Spector credits the vast Human Genome Project with opening new windows of understanding into hidden regions of the genome. Sixteen years after the project’s end, discoveries about poorly understood forms of RNA are still paying dividends, he said.

His antisense approach was well under way when Obama called for a “moonshot” effort to conquer cancer.

The American Cancer Society is welcoming the presidential challenge noting that innovative approaches that are off the beaten path can help spur a new understanding of the processes driving tumors.

“Cancer will not be cured this year,” said Dr. Otis Brawley, an oncologist and chief medical officer for the cancer society “but we should do all we can to ensure 2016 is remembered as the year we came together in an effort to work smartly.

“It is imperative,” he said, “that we continue to fund the brightest minds.”

In West Islip, Marquardt, a research advocate with the West Islip Breast Cancer Coalition, views Spector among the brightest minds.
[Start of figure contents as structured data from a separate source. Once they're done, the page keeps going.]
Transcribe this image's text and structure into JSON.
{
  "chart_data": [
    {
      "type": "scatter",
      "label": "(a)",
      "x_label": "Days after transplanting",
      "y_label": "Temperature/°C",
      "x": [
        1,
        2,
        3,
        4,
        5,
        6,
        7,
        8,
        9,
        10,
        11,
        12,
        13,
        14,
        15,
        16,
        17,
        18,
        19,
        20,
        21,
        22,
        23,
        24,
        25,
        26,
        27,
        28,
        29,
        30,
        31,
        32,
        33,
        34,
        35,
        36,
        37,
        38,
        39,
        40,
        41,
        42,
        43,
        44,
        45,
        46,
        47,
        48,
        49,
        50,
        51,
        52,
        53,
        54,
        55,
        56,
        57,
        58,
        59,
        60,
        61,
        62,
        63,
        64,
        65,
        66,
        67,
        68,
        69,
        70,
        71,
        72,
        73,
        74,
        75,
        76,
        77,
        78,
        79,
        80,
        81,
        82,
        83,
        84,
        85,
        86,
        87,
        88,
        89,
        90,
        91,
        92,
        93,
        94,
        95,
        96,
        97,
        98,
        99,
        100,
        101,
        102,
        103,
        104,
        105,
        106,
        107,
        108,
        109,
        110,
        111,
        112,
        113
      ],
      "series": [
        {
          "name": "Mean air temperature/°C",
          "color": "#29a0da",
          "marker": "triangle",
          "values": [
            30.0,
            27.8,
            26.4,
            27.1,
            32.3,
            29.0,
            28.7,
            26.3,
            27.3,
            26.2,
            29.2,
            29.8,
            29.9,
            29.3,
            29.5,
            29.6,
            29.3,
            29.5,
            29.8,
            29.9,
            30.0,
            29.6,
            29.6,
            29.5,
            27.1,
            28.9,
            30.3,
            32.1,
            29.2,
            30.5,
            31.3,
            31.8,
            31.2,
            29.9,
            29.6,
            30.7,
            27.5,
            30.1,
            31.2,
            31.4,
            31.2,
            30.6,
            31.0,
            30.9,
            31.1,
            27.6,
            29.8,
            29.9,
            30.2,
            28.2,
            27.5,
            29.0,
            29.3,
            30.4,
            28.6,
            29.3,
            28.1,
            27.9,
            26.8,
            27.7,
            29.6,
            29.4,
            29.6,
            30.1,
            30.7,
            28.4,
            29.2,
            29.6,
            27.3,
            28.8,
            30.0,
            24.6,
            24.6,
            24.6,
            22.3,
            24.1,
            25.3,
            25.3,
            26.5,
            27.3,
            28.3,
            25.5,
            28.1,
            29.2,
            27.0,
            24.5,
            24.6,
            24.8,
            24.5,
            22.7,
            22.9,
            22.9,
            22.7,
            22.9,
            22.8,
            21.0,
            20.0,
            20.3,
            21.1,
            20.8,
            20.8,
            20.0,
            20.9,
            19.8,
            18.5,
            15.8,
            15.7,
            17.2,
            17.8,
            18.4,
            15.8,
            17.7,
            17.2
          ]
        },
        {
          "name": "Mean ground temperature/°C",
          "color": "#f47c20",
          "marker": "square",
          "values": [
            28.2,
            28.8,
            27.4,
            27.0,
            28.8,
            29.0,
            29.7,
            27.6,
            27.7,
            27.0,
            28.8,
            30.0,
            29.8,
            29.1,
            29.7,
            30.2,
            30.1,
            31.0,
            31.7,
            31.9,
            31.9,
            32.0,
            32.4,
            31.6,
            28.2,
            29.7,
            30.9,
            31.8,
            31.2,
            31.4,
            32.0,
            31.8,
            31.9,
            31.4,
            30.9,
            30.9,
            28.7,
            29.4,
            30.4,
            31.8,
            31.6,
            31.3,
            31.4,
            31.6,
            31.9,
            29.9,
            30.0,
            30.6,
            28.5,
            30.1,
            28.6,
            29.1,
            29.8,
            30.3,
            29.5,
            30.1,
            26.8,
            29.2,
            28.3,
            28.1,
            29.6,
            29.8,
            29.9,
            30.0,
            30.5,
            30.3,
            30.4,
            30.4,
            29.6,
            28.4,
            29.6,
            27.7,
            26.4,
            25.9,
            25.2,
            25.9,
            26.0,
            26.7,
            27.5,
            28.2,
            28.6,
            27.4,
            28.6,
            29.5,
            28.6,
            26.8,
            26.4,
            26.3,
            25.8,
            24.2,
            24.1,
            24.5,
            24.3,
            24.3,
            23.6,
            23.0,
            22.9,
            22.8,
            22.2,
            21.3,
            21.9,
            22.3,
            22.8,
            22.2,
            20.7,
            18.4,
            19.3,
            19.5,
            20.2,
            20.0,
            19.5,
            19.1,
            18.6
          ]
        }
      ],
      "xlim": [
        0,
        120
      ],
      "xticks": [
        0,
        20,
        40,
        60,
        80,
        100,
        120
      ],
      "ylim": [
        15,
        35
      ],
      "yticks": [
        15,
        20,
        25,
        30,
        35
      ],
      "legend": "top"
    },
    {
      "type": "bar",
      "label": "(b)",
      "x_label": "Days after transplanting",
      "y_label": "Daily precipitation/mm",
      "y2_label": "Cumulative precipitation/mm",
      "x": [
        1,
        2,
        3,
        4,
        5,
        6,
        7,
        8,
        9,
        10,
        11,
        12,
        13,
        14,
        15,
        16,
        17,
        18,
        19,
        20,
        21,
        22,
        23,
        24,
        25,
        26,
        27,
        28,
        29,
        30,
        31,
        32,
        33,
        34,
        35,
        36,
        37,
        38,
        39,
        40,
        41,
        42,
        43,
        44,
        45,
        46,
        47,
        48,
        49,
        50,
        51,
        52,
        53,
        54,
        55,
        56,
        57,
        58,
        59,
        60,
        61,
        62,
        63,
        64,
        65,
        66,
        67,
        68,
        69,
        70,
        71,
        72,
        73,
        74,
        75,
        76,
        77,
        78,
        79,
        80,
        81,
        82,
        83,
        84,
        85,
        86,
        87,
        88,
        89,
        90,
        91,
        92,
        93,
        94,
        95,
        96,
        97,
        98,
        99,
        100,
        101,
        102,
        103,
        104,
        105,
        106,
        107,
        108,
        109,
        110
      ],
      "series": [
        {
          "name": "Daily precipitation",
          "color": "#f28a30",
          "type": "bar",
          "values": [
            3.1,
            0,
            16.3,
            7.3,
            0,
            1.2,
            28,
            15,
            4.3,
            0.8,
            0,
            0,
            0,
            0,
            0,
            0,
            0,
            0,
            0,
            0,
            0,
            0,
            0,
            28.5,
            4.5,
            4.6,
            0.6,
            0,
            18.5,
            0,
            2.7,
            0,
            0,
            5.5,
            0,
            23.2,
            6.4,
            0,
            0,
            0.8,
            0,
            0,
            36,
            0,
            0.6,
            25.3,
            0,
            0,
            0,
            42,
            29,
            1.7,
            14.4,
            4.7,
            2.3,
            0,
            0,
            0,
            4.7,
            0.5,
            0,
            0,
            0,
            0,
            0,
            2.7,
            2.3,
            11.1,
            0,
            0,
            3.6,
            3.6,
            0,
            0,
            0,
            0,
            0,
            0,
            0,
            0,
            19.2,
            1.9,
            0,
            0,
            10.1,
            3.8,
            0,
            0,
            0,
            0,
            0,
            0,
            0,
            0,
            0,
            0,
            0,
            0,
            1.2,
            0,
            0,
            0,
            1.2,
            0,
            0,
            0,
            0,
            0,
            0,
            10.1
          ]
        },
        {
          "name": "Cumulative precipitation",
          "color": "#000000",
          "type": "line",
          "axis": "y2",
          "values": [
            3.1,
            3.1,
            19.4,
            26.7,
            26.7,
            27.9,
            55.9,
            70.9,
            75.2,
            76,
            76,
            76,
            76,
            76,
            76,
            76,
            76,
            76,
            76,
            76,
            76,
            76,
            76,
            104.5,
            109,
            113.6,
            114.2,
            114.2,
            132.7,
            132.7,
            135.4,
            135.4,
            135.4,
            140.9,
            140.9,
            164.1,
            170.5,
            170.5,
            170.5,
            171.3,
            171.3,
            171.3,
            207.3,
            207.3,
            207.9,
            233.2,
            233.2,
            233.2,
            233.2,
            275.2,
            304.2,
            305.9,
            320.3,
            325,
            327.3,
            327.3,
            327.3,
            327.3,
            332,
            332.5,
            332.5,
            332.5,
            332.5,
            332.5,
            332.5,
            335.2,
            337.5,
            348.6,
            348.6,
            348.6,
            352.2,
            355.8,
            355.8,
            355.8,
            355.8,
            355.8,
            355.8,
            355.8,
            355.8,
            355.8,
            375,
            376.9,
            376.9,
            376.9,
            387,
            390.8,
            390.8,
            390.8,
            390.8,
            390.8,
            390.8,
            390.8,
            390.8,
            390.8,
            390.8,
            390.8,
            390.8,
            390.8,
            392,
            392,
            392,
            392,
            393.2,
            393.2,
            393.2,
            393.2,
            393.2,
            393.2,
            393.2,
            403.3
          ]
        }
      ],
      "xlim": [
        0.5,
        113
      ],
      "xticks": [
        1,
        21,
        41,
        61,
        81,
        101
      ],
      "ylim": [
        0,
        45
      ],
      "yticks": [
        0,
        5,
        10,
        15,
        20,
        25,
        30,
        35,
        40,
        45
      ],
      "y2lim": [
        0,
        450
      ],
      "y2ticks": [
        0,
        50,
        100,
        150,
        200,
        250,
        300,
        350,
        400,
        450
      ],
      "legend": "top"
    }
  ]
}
She is excited about the prospects of his antisense therapy moving into a clinical trial.

“From what I have read of his work, this approach,” she said, “goes a long way in dealing with the problem of metastasis.”

Marquardt, who serves as a consumer reviewer of studies up for grants awarded by the Department of Defense’s breast cancer research program, read Spector’s antisense research paper not for funding, but for her own edification.

Marquardt hails from a family that has been stalked by the disease over multiple generations. Her grandmother had breast cancer as did her mother and aunt and now her daughter.
She said metastatic breast cancer is much tougher to treat.

“The fear that it can come back, that the other shoe is going to drop, is something we live with,” said Marquardt, a retired biology and Earth science teacher.

Spector’s innovative approach to dramatically slow and possibly stop the disease, she said, fuels the hope of survivors worldwide.